The sound waves we hear travel through air just like the waves travel through the slinky. The above illustration shows the relative conformations of air molecules as they transmit a sound wave downward. Soud travels through the air and along the outer and middle ear as a series of compressions (crests) and rarefractions (troughs) of air molecules. These patterns of molecules stimulate parts of the ear as described below to create the perception of sound.

How the Ear Percieves Sound:

The audirory canal (a.k.a. the outer auditory meatus) brings what you hear from the outside of the ear to the middle ear.
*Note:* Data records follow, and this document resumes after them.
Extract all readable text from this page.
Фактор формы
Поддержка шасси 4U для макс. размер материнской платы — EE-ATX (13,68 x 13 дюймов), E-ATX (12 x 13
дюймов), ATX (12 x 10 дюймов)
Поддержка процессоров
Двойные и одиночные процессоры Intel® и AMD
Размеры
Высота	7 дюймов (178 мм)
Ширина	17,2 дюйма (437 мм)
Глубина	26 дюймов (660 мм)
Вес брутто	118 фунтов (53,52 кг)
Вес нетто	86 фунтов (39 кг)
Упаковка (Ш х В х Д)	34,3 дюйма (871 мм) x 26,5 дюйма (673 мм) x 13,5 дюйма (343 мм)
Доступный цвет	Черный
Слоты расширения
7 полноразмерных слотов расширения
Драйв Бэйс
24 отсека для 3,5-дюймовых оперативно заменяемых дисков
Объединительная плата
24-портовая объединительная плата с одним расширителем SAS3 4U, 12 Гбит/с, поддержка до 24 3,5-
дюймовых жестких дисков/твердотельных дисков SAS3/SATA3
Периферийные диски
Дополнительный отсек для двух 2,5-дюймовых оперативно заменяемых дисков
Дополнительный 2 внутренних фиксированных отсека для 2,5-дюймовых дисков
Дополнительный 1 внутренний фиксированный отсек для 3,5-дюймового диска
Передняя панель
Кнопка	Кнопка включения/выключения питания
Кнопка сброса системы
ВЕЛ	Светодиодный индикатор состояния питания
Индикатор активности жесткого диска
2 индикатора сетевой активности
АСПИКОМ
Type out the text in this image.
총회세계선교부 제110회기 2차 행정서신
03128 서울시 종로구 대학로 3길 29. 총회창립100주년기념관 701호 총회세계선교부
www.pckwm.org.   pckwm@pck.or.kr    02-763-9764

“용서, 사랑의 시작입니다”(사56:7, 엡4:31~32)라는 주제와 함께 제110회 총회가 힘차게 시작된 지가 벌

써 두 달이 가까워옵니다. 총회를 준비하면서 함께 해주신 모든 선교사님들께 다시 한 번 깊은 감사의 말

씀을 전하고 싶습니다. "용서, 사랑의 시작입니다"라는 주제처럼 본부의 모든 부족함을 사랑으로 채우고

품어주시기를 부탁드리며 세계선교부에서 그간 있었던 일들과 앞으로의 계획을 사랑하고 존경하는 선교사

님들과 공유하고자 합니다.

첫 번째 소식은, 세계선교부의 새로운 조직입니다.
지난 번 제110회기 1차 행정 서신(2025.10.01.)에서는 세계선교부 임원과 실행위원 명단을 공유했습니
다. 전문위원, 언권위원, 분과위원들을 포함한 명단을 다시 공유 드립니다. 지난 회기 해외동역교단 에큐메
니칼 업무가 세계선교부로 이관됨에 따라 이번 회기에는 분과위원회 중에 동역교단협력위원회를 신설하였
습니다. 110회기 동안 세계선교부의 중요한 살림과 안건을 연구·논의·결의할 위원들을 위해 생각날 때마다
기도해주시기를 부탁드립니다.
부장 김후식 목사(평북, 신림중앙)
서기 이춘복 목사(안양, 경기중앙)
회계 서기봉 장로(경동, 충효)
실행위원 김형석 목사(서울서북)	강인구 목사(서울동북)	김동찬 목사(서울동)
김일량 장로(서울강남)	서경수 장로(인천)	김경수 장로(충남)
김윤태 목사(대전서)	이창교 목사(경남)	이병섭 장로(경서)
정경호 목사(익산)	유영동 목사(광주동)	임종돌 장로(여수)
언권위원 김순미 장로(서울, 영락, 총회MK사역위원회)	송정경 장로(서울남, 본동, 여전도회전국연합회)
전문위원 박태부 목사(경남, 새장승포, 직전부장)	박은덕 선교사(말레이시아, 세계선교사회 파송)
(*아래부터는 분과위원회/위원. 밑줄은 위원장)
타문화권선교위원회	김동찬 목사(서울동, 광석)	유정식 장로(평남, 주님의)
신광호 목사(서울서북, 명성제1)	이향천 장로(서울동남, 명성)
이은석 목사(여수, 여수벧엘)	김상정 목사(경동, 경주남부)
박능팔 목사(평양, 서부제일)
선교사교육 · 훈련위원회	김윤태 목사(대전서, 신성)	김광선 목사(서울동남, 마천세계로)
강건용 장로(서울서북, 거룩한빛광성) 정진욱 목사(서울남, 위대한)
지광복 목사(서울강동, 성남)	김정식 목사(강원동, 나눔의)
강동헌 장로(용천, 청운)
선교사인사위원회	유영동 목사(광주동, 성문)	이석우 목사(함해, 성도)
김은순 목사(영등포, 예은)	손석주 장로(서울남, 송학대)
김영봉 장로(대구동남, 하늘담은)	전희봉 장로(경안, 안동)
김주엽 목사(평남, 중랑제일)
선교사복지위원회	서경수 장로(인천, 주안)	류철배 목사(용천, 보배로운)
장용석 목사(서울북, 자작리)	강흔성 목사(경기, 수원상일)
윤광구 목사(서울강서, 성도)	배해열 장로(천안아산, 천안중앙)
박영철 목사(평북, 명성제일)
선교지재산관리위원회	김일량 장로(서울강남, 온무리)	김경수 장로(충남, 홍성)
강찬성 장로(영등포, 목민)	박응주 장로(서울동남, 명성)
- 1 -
At the end of the auditory canal, there is a thin layer of skin called the tympanic membrane (more commonly called the ear drum). The waves of sound hit the ear drum, and get further transferred onto the three small bones in the middle ear collectively known as the auditory ossicles: incus (anvil), stapes (stirrup), and malleus (hammer). These structures act as a chain, which lead through an opening in the bone between the middle and the inner ears. The middle ear is filled with air, and the inner ear is filled with fluid, so this opening is covered by a thin membrane to keep them separate. This membrane allows the sound waves to be transmitted into the inner ear, and finally to a bundle of 30,000 nerve fibers each representing a different frequency. Noise is filtered out of this signal and the brain interprets the signal.

The brain's interpretation of a sound gives it an added property: pitch. This is basically how the brain interprets the frequency. The higher the frequency, the higer the pitch. Since frequency is the inverse of the period, the longer the wavelength, the lower the pitch. The amplitude of the wave translates into how loud the brain takes the sound to be.

Wave addition contributes to the rich complex sounds the we hear each day. A voice is just the addition of many simpler waves to give a unique sound. If two waves are added together, and they happen to have the same amplitude, the compressions of one are in the same position as the rarefractions of the other (and vice versa) the end result is no sound. This is how your noise cancelling headphones work. They take in sounds from the outside, and emit a wave that has just the right properties to cancel them out.